プッシュ通知の許諾率が向上すると、多くのユーザーに効率よく情報を配信することができるため、キャンペーン効果を大幅に高めることができます。
プッシュ通知の許諾率
前述のとおりプッシュ通知の許諾率はキャンペーンにおける重要な指標となりますが、許諾率はOSやアプリの種類によって大きく異なる場合があります。
実際に、OSや業種によりプッシュ通知の許諾率がどのくらい違うのかを見てみましょう。
OS別の許諾率
ngrow社の調査では、各OSで次のような許諾率の違いが報告されています。
iOSは、プッシュ通知を受けるためには従来からユーザーの許諾が必要であるため、平均的な許諾率は40%となっています。

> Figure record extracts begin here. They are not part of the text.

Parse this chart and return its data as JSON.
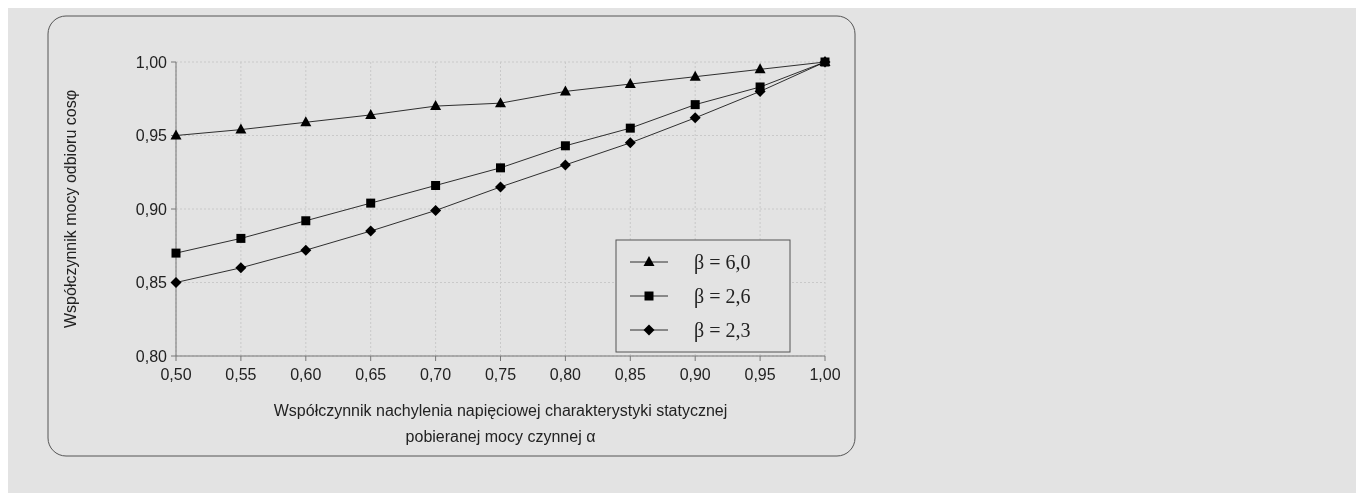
{
  "chart_data": {
    "type": "line",
    "xlabel": "Współczynnik nachylenia napięciowej charakterystyki statycznej\npobieranej mocy czynnej α",
    "ylabel": "Współczynnik mocy odbioru cosφ",
    "x": [
      0.5,
      0.55,
      0.6,
      0.65,
      0.7,
      0.75,
      0.8,
      0.85,
      0.9,
      0.95,
      1.0
    ],
    "series": [
      {
        "name": "β = 6,0",
        "color": "#000000",
        "marker": "triangle",
        "values": [
          0.95,
          0.954,
          0.959,
          0.964,
          0.97,
          0.972,
          0.98,
          0.985,
          0.99,
          0.995,
          1.0
        ]
      },
      {
        "name": "β = 2,6",
        "color": "#000000",
        "marker": "square",
        "values": [
          0.87,
          0.88,
          0.892,
          0.904,
          0.916,
          0.928,
          0.943,
          0.955,
          0.971,
          0.983,
          1.0
        ]
      },
      {
        "name": "β = 2,3",
        "color": "#000000",
        "marker": "diamond",
        "values": [
          0.85,
          0.86,
          0.872,
          0.885,
          0.899,
          0.915,
          0.93,
          0.945,
          0.962,
          0.98,
          1.0
        ]
      }
    ],
    "xlim": [
      0.5,
      1.0
    ],
    "ylim": [
      0.8,
      1.0
    ],
    "xticks": [
      {
        "value": 0.5,
        "label": "0,50"
      },
      {
        "value": 0.55,
        "label": "0,55"
      },
      {
        "value": 0.6,
        "label": "0,60"
      },
      {
        "value": 0.65,
        "label": "0,65"
      },
      {
        "value": 0.7,
        "label": "0,70"
      },
      {
        "value": 0.75,
        "label": "0,75"
      },
      {
        "value": 0.8,
        "label": "0,80"
      },
      {
        "value": 0.85,
        "label": "0,85"
      },
      {
        "value": 0.9,
        "label": "0,90"
      },
      {
        "value": 0.95,
        "label": "0,95"
      },
      {
        "value": 1.0,
        "label": "1,00"
      }
    ],
    "yticks": [
      {
        "value": 0.8,
        "label": "0,80"
      },
      {
        "value": 0.85,
        "label": "0,85"
      },
      {
        "value": 0.9,
        "label": "0,90"
      },
      {
        "value": 0.95,
        "label": "0,95"
      },
      {
        "value": 1.0,
        "label": "1,00"
      }
    ],
    "grid": true,
    "legend": "right",
    "line_style": "solid"
  }
}
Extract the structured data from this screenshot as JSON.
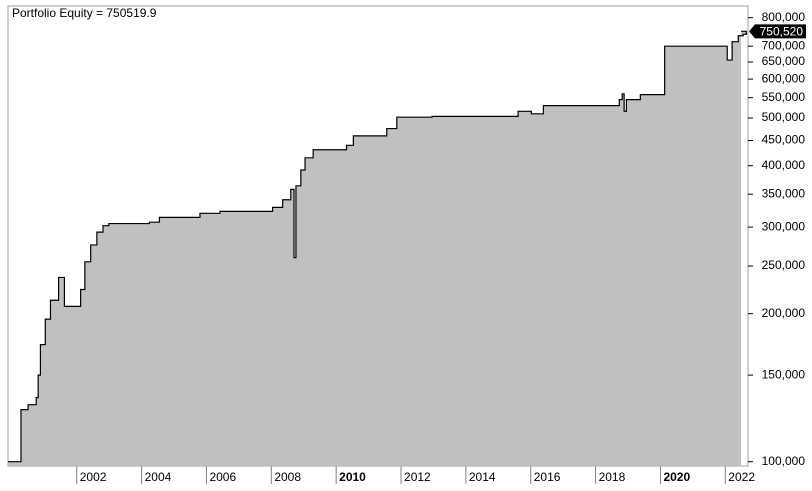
{
  "chart_data": {
    "type": "area",
    "title": "Portfolio Equity = 750519.9",
    "color": "#c0c0c0",
    "line_color": "#000000",
    "log_y": true,
    "x": [
      1999.88,
      2000.28,
      2000.5,
      2000.75,
      2000.81,
      2000.88,
      2001.03,
      2001.19,
      2001.44,
      2001.62,
      2002.12,
      2002.25,
      2002.43,
      2002.62,
      2002.81,
      2002.99,
      2004.24,
      2004.55,
      2005.8,
      2006.42,
      2008.04,
      2008.35,
      2008.6,
      2008.7,
      2008.76,
      2008.91,
      2009.04,
      2009.29,
      2010.32,
      2010.53,
      2011.56,
      2011.87,
      2012.96,
      2015.61,
      2016.02,
      2016.39,
      2018.73,
      2018.82,
      2018.88,
      2018.95,
      2019.38,
      2020.13,
      2022.06,
      2022.21,
      2022.4,
      2022.55,
      2022.65
    ],
    "values": [
      100000,
      127600,
      130600,
      135000,
      150000,
      173000,
      195000,
      213000,
      237000,
      207000,
      224000,
      255000,
      276000,
      293000,
      302000,
      305000,
      307000,
      314000,
      320000,
      323000,
      329000,
      341000,
      358000,
      260000,
      364000,
      392000,
      415000,
      431000,
      440000,
      460000,
      476000,
      502000,
      504000,
      516000,
      510000,
      530000,
      545000,
      560000,
      516000,
      545000,
      558000,
      700000,
      656000,
      715000,
      735000,
      740000,
      750519.9
    ],
    "last_label": {
      "value": 750519.9,
      "label": "750,520"
    },
    "xlim": [
      1999.88,
      2022.7
    ],
    "xticks": [
      2002,
      2004,
      2006,
      2008,
      2010,
      2012,
      2014,
      2016,
      2018,
      2020,
      2022
    ],
    "ylim": [
      98000,
      845000
    ],
    "yticks": [
      {
        "value": 100000,
        "label": "100,000"
      },
      {
        "value": 150000,
        "label": "150,000"
      },
      {
        "value": 200000,
        "label": "200,000"
      },
      {
        "value": 250000,
        "label": "250,000"
      },
      {
        "value": 300000,
        "label": "300,000"
      },
      {
        "value": 350000,
        "label": "350,000"
      },
      {
        "value": 400000,
        "label": "400,000"
      },
      {
        "value": 450000,
        "label": "450,000"
      },
      {
        "value": 500000,
        "label": "500,000"
      },
      {
        "value": 550000,
        "label": "550,000"
      },
      {
        "value": 600000,
        "label": "600,000"
      },
      {
        "value": 650000,
        "label": "650,000"
      },
      {
        "value": 700000,
        "label": "700,000"
      },
      {
        "value": 800000,
        "label": "800,000"
      }
    ]
  }
}
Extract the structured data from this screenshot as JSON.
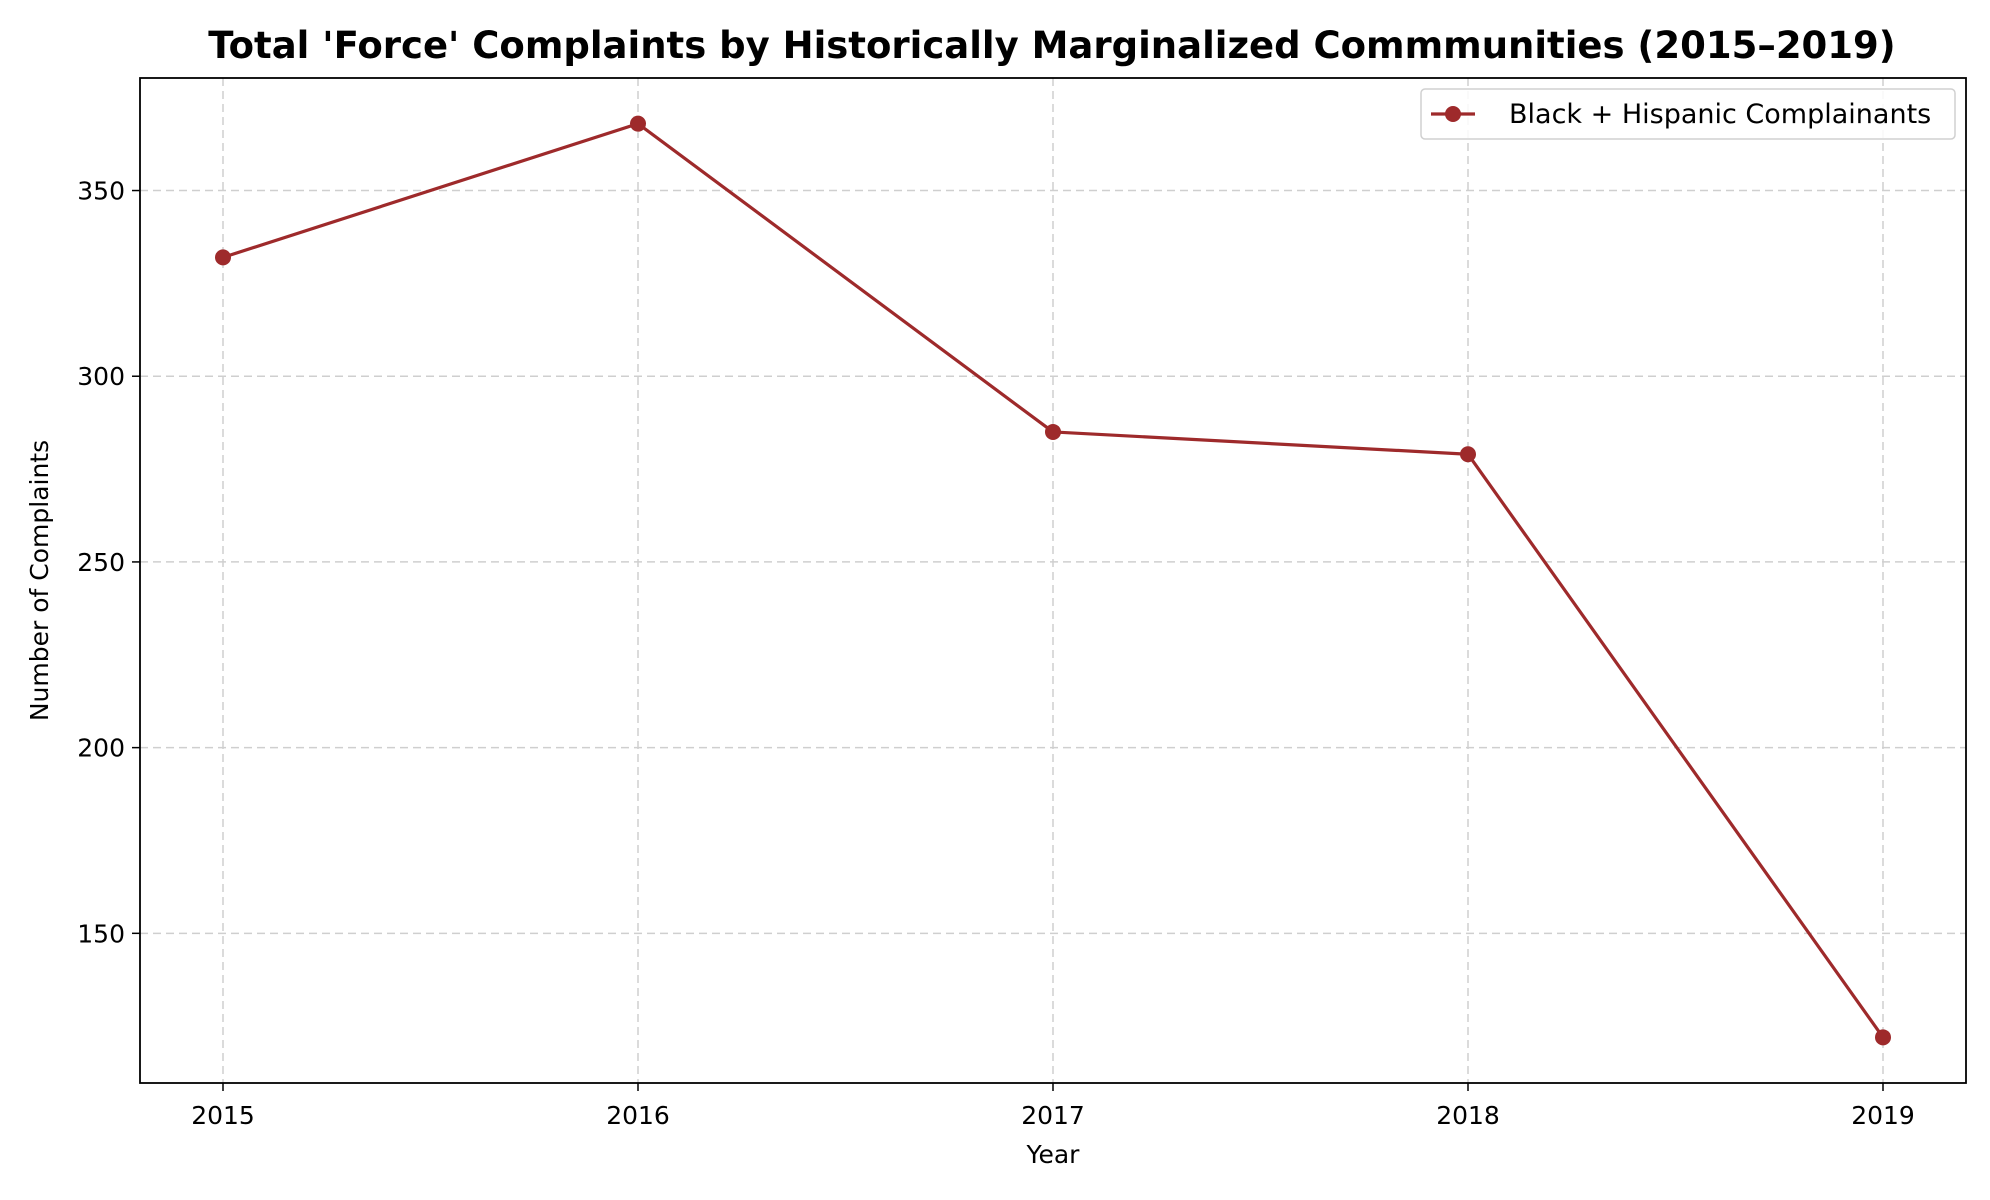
{
  "chart_data": {
    "type": "line",
    "title": "Total 'Force' Complaints by Historically Marginalized Commmunities (2015–2019)",
    "xlabel": "Year",
    "ylabel": "Number of Complaints",
    "x": [
      2015,
      2016,
      2017,
      2018,
      2019
    ],
    "x_tick_labels": [
      "2015",
      "2016",
      "2017",
      "2018",
      "2019"
    ],
    "y_ticks": [
      150,
      200,
      250,
      300,
      350
    ],
    "y_tick_labels": [
      "150",
      "200",
      "250",
      "300",
      "350"
    ],
    "xlim": [
      2014.8,
      2019.2
    ],
    "ylim": [
      109.7,
      380.3
    ],
    "grid": true,
    "legend_position": "upper right",
    "series": [
      {
        "name": "Black + Hispanic Complainants",
        "color": "#9e2a2b",
        "marker": "circle",
        "values": [
          332,
          368,
          285,
          279,
          122
        ]
      }
    ]
  }
}
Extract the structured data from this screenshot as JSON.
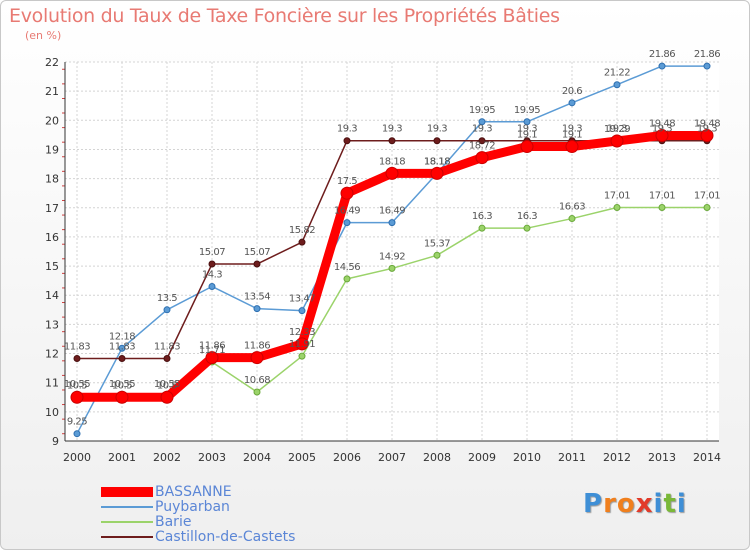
{
  "title": "Evolution du Taux de Taxe Foncière sur les Propriétés Bâties",
  "subtitle": "(en %)",
  "brand": {
    "letters": [
      "P",
      "r",
      "o",
      "x",
      "i",
      "t",
      "i"
    ],
    "colors": [
      "#3f8fd6",
      "#f07f1d",
      "#f07f1d",
      "#e23b2a",
      "#3f8fd6",
      "#7ab838",
      "#3f8fd6"
    ]
  },
  "chart_data": {
    "type": "line",
    "title": "Evolution du Taux de Taxe Foncière sur les Propriétés Bâties",
    "ylabel": "(en %)",
    "xlabel": "",
    "categories": [
      2000,
      2001,
      2002,
      2003,
      2004,
      2005,
      2006,
      2007,
      2008,
      2009,
      2010,
      2011,
      2012,
      2013,
      2014
    ],
    "ylim": [
      9,
      22
    ],
    "yticks": [
      9,
      10,
      11,
      12,
      13,
      14,
      15,
      16,
      17,
      18,
      19,
      20,
      21,
      22
    ],
    "grid": true,
    "legend_position": "bottom-left",
    "series": [
      {
        "name": "BASSANNE",
        "color": "#ff0000",
        "values": [
          10.5,
          10.5,
          10.5,
          11.86,
          11.86,
          12.33,
          17.5,
          18.18,
          18.18,
          18.72,
          19.1,
          19.1,
          19.29,
          19.48,
          19.48
        ],
        "labels": [
          "10.5",
          "10.5",
          "10.5",
          "11.86",
          "11.86",
          "12.33",
          "17.5",
          "18.18",
          "18.18",
          "18.72",
          "19.1",
          "19.1",
          "19.29",
          "19.48",
          "19.48"
        ]
      },
      {
        "name": "Puybarban",
        "color": "#5b9bd5",
        "values": [
          9.25,
          12.18,
          13.5,
          14.3,
          13.54,
          13.47,
          16.49,
          16.49,
          18.18,
          19.95,
          19.95,
          20.6,
          21.22,
          21.86,
          21.86
        ],
        "labels": [
          "9.25",
          "12.18",
          "13.5",
          "14.3",
          "13.54",
          "13.47",
          "16.49",
          "16.49",
          "18.18",
          "19.95",
          "19.95",
          "20.6",
          "21.22",
          "21.86",
          "21.86"
        ]
      },
      {
        "name": "Barie",
        "color": "#9bd36a",
        "values": [
          10.55,
          10.55,
          10.55,
          11.71,
          10.68,
          11.91,
          14.56,
          14.92,
          15.37,
          16.3,
          16.3,
          16.63,
          17.01,
          17.01,
          17.01
        ],
        "labels": [
          "10.55",
          "10.55",
          "10.55",
          "11.71",
          "10.68",
          "11.91",
          "14.56",
          "14.92",
          "15.37",
          "16.3",
          "16.3",
          "16.63",
          "17.01",
          "17.01",
          "17.01"
        ]
      },
      {
        "name": "Castillon-de-Castets",
        "color": "#6e1d1d",
        "values": [
          11.83,
          11.83,
          11.83,
          15.07,
          15.07,
          15.82,
          19.3,
          19.3,
          19.3,
          19.3,
          19.3,
          19.3,
          19.3,
          19.3,
          19.3
        ],
        "labels": [
          "11.83",
          "11.83",
          "11.83",
          "15.07",
          "15.07",
          "15.82",
          "19.3",
          "19.3",
          "19.3",
          "19.3",
          "19.3",
          "19.3",
          "19.3",
          "19.3",
          "19.3"
        ]
      }
    ]
  }
}
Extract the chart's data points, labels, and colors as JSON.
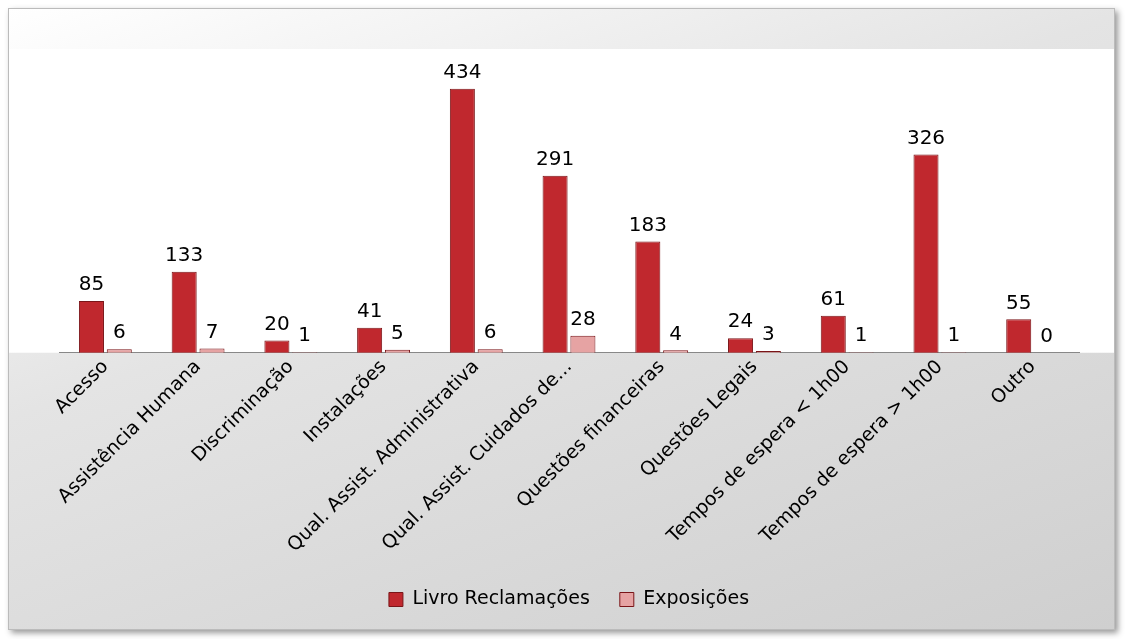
{
  "chart_data": {
    "type": "bar",
    "categories": [
      "Acesso",
      "Assistência Humana",
      "Discriminação",
      "Instalações",
      "Qual. Assist. Administrativa",
      "Qual. Assist. Cuidados de...",
      "Questões financeiras",
      "Questões Legais",
      "Tempos de espera < 1h00",
      "Tempos de espera > 1h00",
      "Outro"
    ],
    "series": [
      {
        "name": "Livro Reclamações",
        "color": "#c0282e",
        "values": [
          85,
          133,
          20,
          41,
          434,
          291,
          183,
          24,
          61,
          326,
          55
        ]
      },
      {
        "name": "Exposições",
        "color": "#e6a3a3",
        "values": [
          6,
          7,
          1,
          5,
          6,
          28,
          4,
          3,
          1,
          1,
          0
        ]
      }
    ],
    "data_labels": true,
    "legend": "bottom",
    "grid": false
  }
}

一方でAndroidは、2022年8月にリリースされたAndroid13以降はiOSと同様にユーザーによる許諾が必要となりましたが、Android12以前はユーザーの許諾を取る必要がなく、インストールした時点で通知が許諾されていたため、バージョンによって大きな差が出ていることが分かります。
国内のAndroidユーザーのうち、Android13の比率は36.8%*12023年8月現在 モバイルマーケティング研究所に上り、リリースから徐々に移行が進んでいます。
アプリ種類別の許諾率
プッシュ通知の許諾率は、アプリの種類によっても異なります。
カスタマーエンゲージメントツールを提供するMoEngage社が、アジアや欧米などさまざまなエリアで調査した、Android13のアプリ種類別の許諾率は以下のような内訳となっています。
金銭にかかわる取引など、重要な情報が配信されることが多い銀行アプリの許諾率が最も高い結果となっています。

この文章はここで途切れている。